PostgreSQL version — defaults to 15, but pass any major version
etcd version — defaults to v3.5.17
Compute specs — separate sizing for PostgreSQL nodes and the witness (the witness defaults to 1 OCPU / 8 GB because it only runs etcd — no need for 32 GB of RAM on a tiebreaker)
Volume sizes — data, WAL, backup, and boot volumes are all independently configurable
PostgreSQL tuning — max_connections, shared_buffers, effective_cache_size via a simple object variable
KMS encryption — optional, just pass the key OCID
Network — bring your own VCN, subnet, and reserved private IPs
NSG rules — fully customizable ingress rules for each service port

And importantly: no provider lock-in in the module. It doesn't configure its own OCI provider — it inherits from the caller. That's not an accident; that's following Terraform best practices.

Why not managed PaaS?

My precious — full control over the database

Managed databases are great — until they're not. You want to pin a specific PostgreSQL minor version? Tune wal_level and max_wal_size? Use a custom extension? Control exactly where your data lives, how it's encrypted, and when backups run?
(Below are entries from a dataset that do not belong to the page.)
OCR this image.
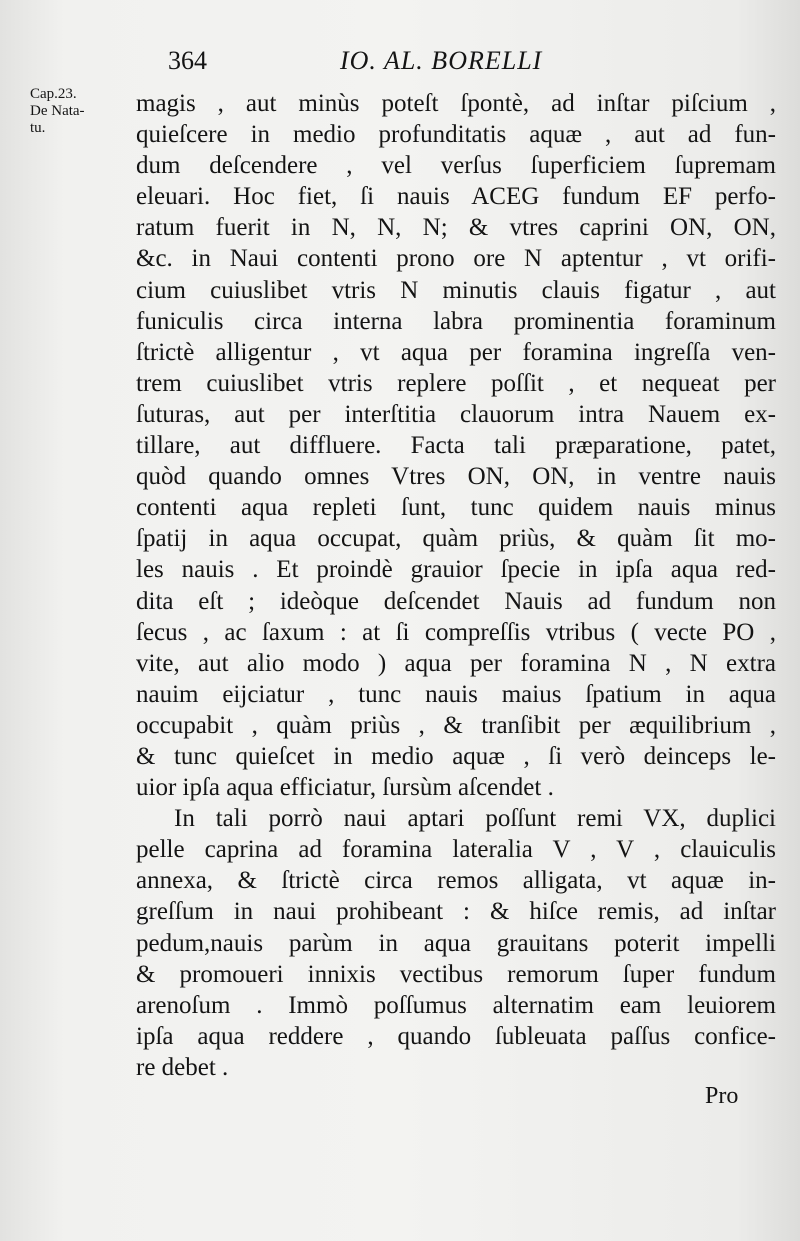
364	IO. AL. BORELLI
Cap.23.
De Nata-
tu.
magis , aut minùs poteſt ſpontè, ad inſtar piſcium ,
quieſcere in medio profunditatis aquæ , aut ad fun-
dum deſcendere , vel verſus ſuperficiem ſupremam
eleuari. Hoc fiet, ſi nauis ACEG fundum EF perfo-
ratum fuerit in N, N, N; & vtres caprini ON, ON,
&c. in Naui contenti prono ore N aptentur , vt orifi-
cium cuiuslibet vtris N minutis clauis figatur , aut
funiculis circa interna labra prominentia foraminum
ſtrictè alligentur , vt aqua per foramina ingreſſa ven-
trem cuiuslibet vtris replere poſſit , et nequeat per
ſuturas, aut per interſtitia clauorum intra Nauem ex-
tillare, aut diffluere. Facta tali præparatione, patet,
quòd quando omnes Vtres ON, ON, in ventre nauis
contenti aqua repleti ſunt, tunc quidem nauis minus
ſpatij in aqua occupat, quàm priùs, & quàm ſit mo-
les nauis . Et proindè grauior ſpecie in ipſa aqua red-
dita eſt ; ideòque deſcendet Nauis ad fundum non
ſecus , ac ſaxum : at ſi compreſſis vtribus ( vecte PO ,
vite, aut alio modo ) aqua per foramina N , N extra
nauim eijciatur , tunc nauis maius ſpatium in aqua
occupabit , quàm priùs , & tranſibit per æquilibrium ,
& tunc quieſcet in medio aquæ , ſi verò deinceps le-
uior ipſa aqua efficiatur, ſursùm aſcendet .
In tali porrò naui aptari poſſunt remi VX, duplici
pelle caprina ad foramina lateralia V , V , clauiculis
annexa, & ſtrictè circa remos alligata, vt aquæ in-
greſſum in naui prohibeant : & hiſce remis, ad inſtar
pedum,nauis parùm in aqua grauitans poterit impelli
& promoueri innixis vectibus remorum ſuper fundum
arenoſum . Immò poſſumus alternatim eam leuiorem
ipſa aqua reddere , quando ſubleuata paſſus confice-
re debet .
Pro
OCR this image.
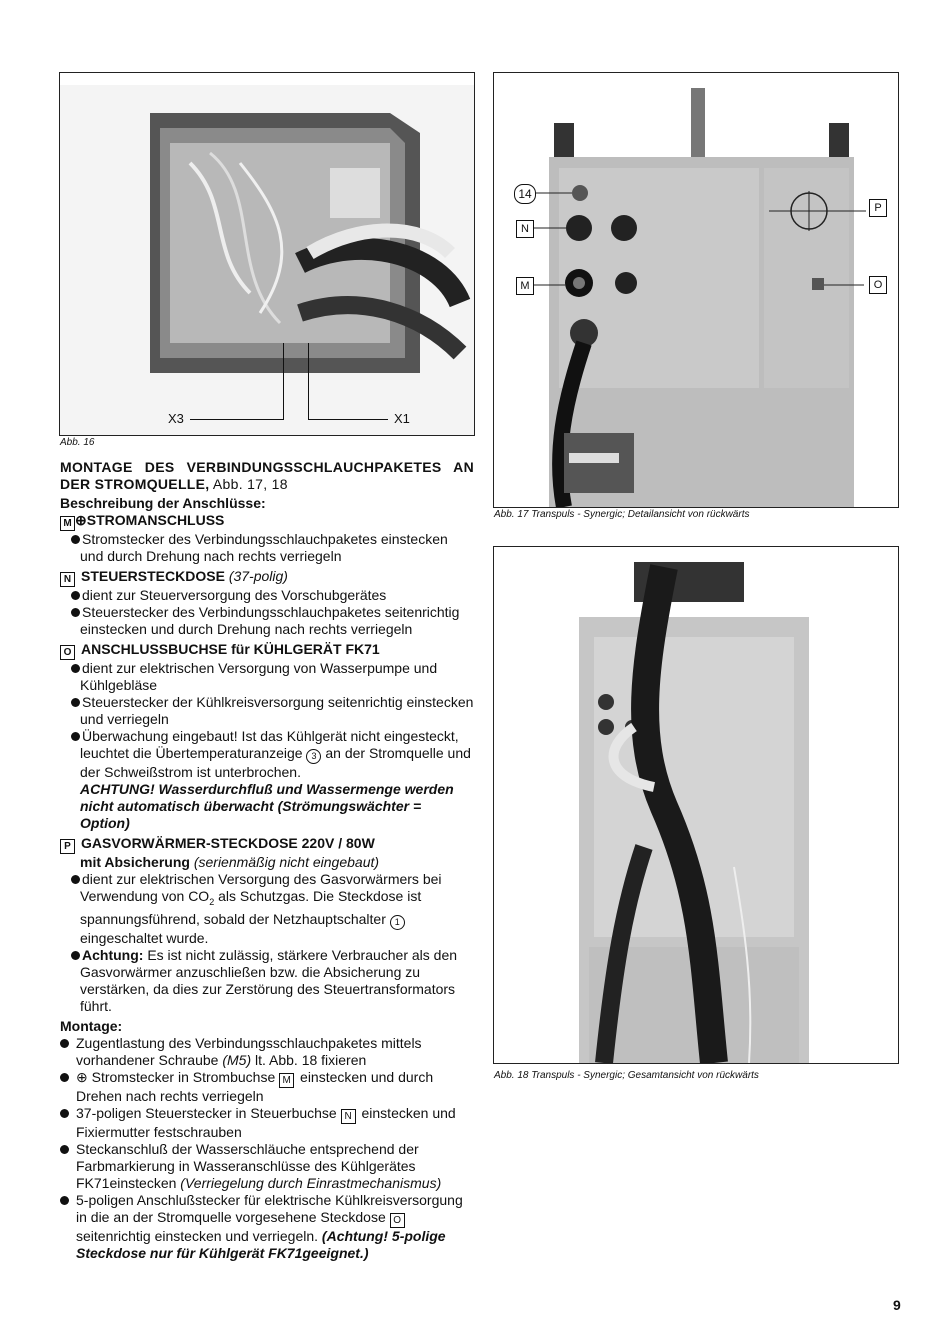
X3	X1
Abb. 16
14
N
M
P
O
Abb. 17 Transpuls - Synergic; Detailansicht von rückwärts
Abb. 18 Transpuls - Synergic; Gesamtansicht von rückwärts
MONTAGE DES VERBINDUNGSSCHLAUCHPAKETES AN DER STROMQUELLE, Abb. 17, 18
Beschreibung der Anschlüsse:
M ⊕STROMANSCHLUSS
Stromstecker des Verbindungsschlauchpaketes einstecken und durch Drehung nach rechts verriegeln
N STEUERSTECKDOSE (37-polig)
dient zur Steuerversorgung des Vorschubgerätes
Steuerstecker des Verbindungsschlauchpaketes seitenrichtig einstecken und durch Drehung nach rechts verriegeln
O ANSCHLUSSBUCHSE für KÜHLGERÄT FK71
dient zur elektrischen Versorgung von Wasserpumpe und Kühlgebläse
Steuerstecker der Kühlkreisversorgung seitenrichtig einstecken und verriegeln
Überwachung eingebaut! Ist das Kühlgerät nicht eingesteckt, leuchtet die Übertemperaturanzeige 3 an der Stromquelle und der Schweißstrom ist unterbrochen.
ACHTUNG! Wasserdurchfluß und Wassermenge werden nicht automatisch überwacht (Strömungswächter = Option)
P GASVORWÄRMER-STECKDOSE 220V / 80W
mit Absicherung (serienmäßig nicht eingebaut)
dient zur elektrischen Versorgung des Gasvorwärmers bei Verwendung von $CO_2$ als Schutzgas. Die Steckdose ist spannungsführend, sobald der Netzhauptschalter 1eingeschaltet wurde.
Achtung: Es ist nicht zulässig, stärkere Verbraucher als den Gasvorwärmer anzuschließen bzw. die Absicherung zu verstärken, da dies zur Zerstörung des Steuertransformators führt.
Montage:
Zugentlastung des Verbindungsschlauchpaketes mittels vorhandener Schraube (M5) lt. Abb. 18 fixieren
⊕ Stromstecker in Strombuchse M einstecken und durch Drehen nach rechts verriegeln
37-poligen Steuerstecker in Steuerbuchse N einstecken und Fixiermutter festschrauben
Steckanschluß der Wasserschläuche entsprechend der Farbmarkierung in Wasseranschlüsse des Kühlgerätes FK71einstecken (Verriegelung durch Einrastmechanismus)
5-poligen Anschlußstecker für elektrische Kühlkreisversorgung in die an der Stromquelle vorgesehene Steckdose O seitenrichtig einstecken und verriegeln. (Achtung! 5-polige Steckdose nur für Kühlgerät FK71geeignet.)
9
Self-hosted PostgreSQL HA gives you the knobs. Patroni + etcd is a battle-tested pattern used by GitLab, Zalando, and plenty of companies running PostgreSQL at scale. This module packages that pattern into something you can terraform apply in minutes instead of spending a week writing cloud-init scripts.

Quick start

module "postgres-cluster" {
  source       = "github.com/obytes/oci-postgres-cluster//modules/postgres-cluster"
  prefix       = "myapp"
  cluster_name = "MYAPP-POSTGRES"

  compartment_id = var.compartment_id
  vcn_id         = var.vcn_id
  subnet_id      = var.subnet_id
  subnet_cidr    = "10.0.2.0/24"

  family_shape            = "VM.Standard.E4.Flex"
  image_id                = data.oci_core_images.oracle_linux.images[0].id
  postgres_instance_specs = { ocpus = 4, memory = 32 }

  reserved_private_ips = [
    cidrhost("10.0.2.0/24", 175),  # node1
    cidrhost("10.0.2.0/24", 176),  # node2
    cidrhost("10.0.2.0/24", 177),  # witness
  ]

  ssh_authorized_keys_postgres = var.ssh_public_key
}

That's the minimum. For the full example with KMS encryption, NSG rules, and all the trimmings, check out examples/complete/.

Why we open-sourced this

We built this module, battle-tested it in production, and decided the community should have it. There's no catch. No "enterprise tier" behind a paywall. No "contact sales for the HA version."

PostgreSQL high availability shouldn't be a mystery. The Patroni + etcd pattern is well-documented, but packaging it into a clean, reusable Terraform module for OCI — with proper health checks, storage separation, KMS encryption, and a witness node — takes real engineering time. We already spent that time. Now you don't have to.